Find the minimum sum contiguous subarray
public class MinSumContiguousSubarray {
public static void main(String[] args) {
int[] arr = {3, -4, 2, -3, -1, 7, -5};
int[] minSubarray = findMinSumContiguousSubarray(arr);
System.out.print("Minimum sum contiguous subarray: ");
for (int i = 0; i < minSubarray.length; i++) {
System.out.print(minSubarray[i] + " ");
}
}
public static int[] findMinSumContiguousSubarray(int[] arr) {
int n = arr.length;
int currentSum = 0;
int minSum = Integer.MAX_VALUE;
int startIndex = 0, endIndex = 0, s = 0;
for (int i = 0; i < n; i++) {
currentSum += arr[i];
if (currentSum < minSum) {
minSum = currentSum;
startIndex = s;
endIndex = i;
}
if (currentSum > 0) {
currentSum = 0;
s = i + 1;
}
}
int[] subarray = new int[endIndex - startIndex + 1];
for (int i = 0; i < subarray.length; i++) {
subarray[i] = arr[startIndex + i];
}
return subarray;
}
}
In this code, we declare an array arr with some sample values, and call the findMinSumContiguousSubarray function to find the subarray with the minimum sum. The function takes the input array as its parameter and returns the minimum sum contiguous subarray as an array.

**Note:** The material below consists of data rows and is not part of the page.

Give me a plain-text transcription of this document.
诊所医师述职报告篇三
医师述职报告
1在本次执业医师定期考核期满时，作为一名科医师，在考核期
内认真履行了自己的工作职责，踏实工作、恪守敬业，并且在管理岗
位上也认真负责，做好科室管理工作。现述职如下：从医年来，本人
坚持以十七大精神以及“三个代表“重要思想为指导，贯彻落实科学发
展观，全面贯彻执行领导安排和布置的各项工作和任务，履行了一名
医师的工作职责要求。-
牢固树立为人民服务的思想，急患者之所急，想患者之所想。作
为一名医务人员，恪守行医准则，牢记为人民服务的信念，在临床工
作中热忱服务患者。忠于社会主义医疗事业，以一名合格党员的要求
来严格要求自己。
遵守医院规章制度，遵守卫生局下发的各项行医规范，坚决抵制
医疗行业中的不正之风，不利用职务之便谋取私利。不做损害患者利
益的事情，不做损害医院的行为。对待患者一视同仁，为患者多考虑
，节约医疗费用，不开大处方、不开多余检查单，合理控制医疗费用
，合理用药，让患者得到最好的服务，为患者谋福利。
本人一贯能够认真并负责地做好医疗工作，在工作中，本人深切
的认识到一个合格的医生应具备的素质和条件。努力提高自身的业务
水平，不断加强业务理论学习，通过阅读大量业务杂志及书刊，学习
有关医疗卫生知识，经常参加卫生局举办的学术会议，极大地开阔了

Inside the findMinSumContiguousSubarray function, we initialize some variables: currentSum, minSum, startIndex, endIndex, and s. The currentSum variable keeps track of the sum of the current subarray, the minSum variable keeps track of the minimum sum found so far, the startIndex and endIndex variables keep track of the indices of the subarray with the minimum sum, and the s variable keeps track of the starting index of the current subarray.
We then iterate through the input array using a for loop, and add each element to currentSum. If currentSum becomes less than minSum, we update minSum, startIndex, and endIndex. We also check if currentSum is greater than zero, and if so, we reset currentSum to zero and update s to the current index plus one.
At the end of the loop, we create a new array to store the minimum sum contiguous subarray, and copy the elements of the subarray from the input array to the new array using the startIndex and endIndex variables.
The time complexity of this algorithm is O(n), since we are iterating through the input array only once.